Healthcare Outreach Specialist
4 weeks ago
As a Healthcare Outreach Caseworker at Virtua, you will play a vital role in assessing, diagnosing, and planning for social work services related to patient and family bio-psychosocial needs and behaviors. You will integrate assessment using information related to cultural, clinical, ethnic, age, and other factors into a plan of care to implement transition plans and treatments.
You will act as an active team member in the care management of patients with behavioral health, palliative care, and social determinants of health needs. You will coordinate the transition through the care continuum to achieve the desired outcome, referring patients/families and caregivers to appropriate resources regarding abuse/neglect/domestic violence, alcohol, and substance use disorder.
You will perform appropriate clinical interventions related to grief counseling, bereavement, and adjustment, crisis intervention to support care coordination and increase patient/family coping skills. You will be responsible for the psychosocial assessment, planning, implementation, monitoring, and support of patients through the continuum of care, utilizing appropriate resources to maintain compliance and achieve cost-effective and positive patient outcomes.
You will utilize independent critical thinking and collaborate with a multidisciplinary team to address patient discharge needs and transition into a post-acute setting when applicable.
Position Responsibilities:
You will use culturally competent skills to assess individual patient needs and refer to appropriate professional staff when necessary. You will coordinate appropriate care through psychosocial assessment, multidisciplinary rounds, and patient advocacy.
You will provide clinical social work consultation, ongoing case discussion and evaluation, patient advocacy, clinical goals, and treatment plans for the purpose of providing individual, group, and family psychotherapeutic counseling.
You will coordinate a broad spectrum of social and planning needs. If applicable, you will participate and develop inpatient and community programs that benefit patients, families, and staff. You will implement support groups for specified disease processes or biopsychosocial issues to assist community outreach and development.
You will maintain appropriate and complete documentation of interventions, including assessments, plans, and referrals. You will follow up on all referrals from the provider for behavioral health, substance use disorder treatment, end-of-life supportive care, and other biopsychosocial needs.

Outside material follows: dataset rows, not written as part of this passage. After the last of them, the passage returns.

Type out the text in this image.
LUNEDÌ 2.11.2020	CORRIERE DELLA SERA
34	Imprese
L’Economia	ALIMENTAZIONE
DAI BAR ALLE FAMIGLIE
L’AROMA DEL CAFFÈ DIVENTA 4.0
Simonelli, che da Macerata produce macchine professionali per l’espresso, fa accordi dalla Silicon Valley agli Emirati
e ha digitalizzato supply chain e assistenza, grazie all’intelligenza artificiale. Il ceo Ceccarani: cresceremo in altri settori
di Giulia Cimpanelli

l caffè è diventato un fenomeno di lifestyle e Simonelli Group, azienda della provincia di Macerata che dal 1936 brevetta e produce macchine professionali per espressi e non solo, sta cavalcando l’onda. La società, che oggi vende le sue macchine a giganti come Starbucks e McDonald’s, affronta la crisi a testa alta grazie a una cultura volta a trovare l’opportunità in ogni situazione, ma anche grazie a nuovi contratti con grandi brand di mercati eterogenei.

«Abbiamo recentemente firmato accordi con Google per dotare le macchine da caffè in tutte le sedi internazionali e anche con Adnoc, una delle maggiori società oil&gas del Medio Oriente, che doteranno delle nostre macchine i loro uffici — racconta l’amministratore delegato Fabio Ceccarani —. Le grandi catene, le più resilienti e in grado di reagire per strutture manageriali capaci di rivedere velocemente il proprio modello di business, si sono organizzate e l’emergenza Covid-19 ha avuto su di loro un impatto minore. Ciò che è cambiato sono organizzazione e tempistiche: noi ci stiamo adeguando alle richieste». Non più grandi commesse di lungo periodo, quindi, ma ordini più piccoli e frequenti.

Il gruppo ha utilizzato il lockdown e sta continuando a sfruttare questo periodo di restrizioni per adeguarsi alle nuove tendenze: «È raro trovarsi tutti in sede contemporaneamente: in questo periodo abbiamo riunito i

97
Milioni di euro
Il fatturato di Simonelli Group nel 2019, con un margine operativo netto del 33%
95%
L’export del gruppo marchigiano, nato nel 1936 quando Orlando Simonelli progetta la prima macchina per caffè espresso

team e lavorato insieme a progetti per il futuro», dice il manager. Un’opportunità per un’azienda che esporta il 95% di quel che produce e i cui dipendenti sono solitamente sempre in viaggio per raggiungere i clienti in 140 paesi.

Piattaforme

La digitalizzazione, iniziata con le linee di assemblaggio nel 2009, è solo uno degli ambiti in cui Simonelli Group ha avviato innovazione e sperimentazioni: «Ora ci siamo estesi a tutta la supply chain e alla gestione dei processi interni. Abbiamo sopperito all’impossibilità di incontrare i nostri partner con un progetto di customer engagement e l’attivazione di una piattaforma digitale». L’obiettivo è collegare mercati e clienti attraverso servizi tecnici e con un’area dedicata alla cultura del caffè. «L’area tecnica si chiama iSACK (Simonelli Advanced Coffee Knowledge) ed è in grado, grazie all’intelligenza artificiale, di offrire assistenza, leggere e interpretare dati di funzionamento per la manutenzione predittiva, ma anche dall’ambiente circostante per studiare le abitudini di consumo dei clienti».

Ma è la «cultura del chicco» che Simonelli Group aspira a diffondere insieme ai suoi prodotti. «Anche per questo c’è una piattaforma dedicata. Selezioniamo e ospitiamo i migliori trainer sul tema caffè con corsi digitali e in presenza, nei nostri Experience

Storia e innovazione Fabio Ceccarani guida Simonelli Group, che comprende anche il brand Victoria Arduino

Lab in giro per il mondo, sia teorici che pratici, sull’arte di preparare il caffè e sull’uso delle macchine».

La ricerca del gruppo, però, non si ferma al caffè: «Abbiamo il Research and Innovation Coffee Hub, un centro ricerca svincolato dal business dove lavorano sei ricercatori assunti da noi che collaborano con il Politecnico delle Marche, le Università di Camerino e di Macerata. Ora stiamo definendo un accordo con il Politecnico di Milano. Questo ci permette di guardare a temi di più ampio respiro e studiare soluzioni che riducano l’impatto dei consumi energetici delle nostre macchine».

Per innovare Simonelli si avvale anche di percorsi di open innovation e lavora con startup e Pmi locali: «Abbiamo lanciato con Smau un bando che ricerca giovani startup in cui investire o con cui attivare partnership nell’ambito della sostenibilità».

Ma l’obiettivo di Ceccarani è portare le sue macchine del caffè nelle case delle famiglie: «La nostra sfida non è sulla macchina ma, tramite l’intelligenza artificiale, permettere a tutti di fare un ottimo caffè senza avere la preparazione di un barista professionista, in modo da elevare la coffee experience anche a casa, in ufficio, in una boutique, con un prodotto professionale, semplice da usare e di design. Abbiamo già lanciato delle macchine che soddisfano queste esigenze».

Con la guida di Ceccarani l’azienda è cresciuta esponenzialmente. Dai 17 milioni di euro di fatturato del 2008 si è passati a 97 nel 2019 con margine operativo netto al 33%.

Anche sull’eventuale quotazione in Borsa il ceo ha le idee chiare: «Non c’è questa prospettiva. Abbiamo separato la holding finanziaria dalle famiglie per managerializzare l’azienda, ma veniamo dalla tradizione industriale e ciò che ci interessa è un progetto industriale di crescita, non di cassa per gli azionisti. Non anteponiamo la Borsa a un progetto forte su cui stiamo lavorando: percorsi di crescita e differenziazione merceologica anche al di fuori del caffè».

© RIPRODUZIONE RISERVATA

You will make appropriate referrals with respect to patient, family, and transitional needs. You will provide education on available resources and strategies for utilizing or gaining access to resources.
You will coordinate appropriate care through psychosocial assessment, multidisciplinary rounds, and patient advocacy. You will provide clinical social work consultation to physicians, professional staff, and other team members/supervisors to provide optimal quality patient care and effective operations.
You will be knowledgeable of public and private welfare and health agencies available to serve the community. You will act as a liaison with community health and social service agencies. You will also possess knowledge of State and Federal hospital compliance, identifying and reporting compliance issues as appropriate.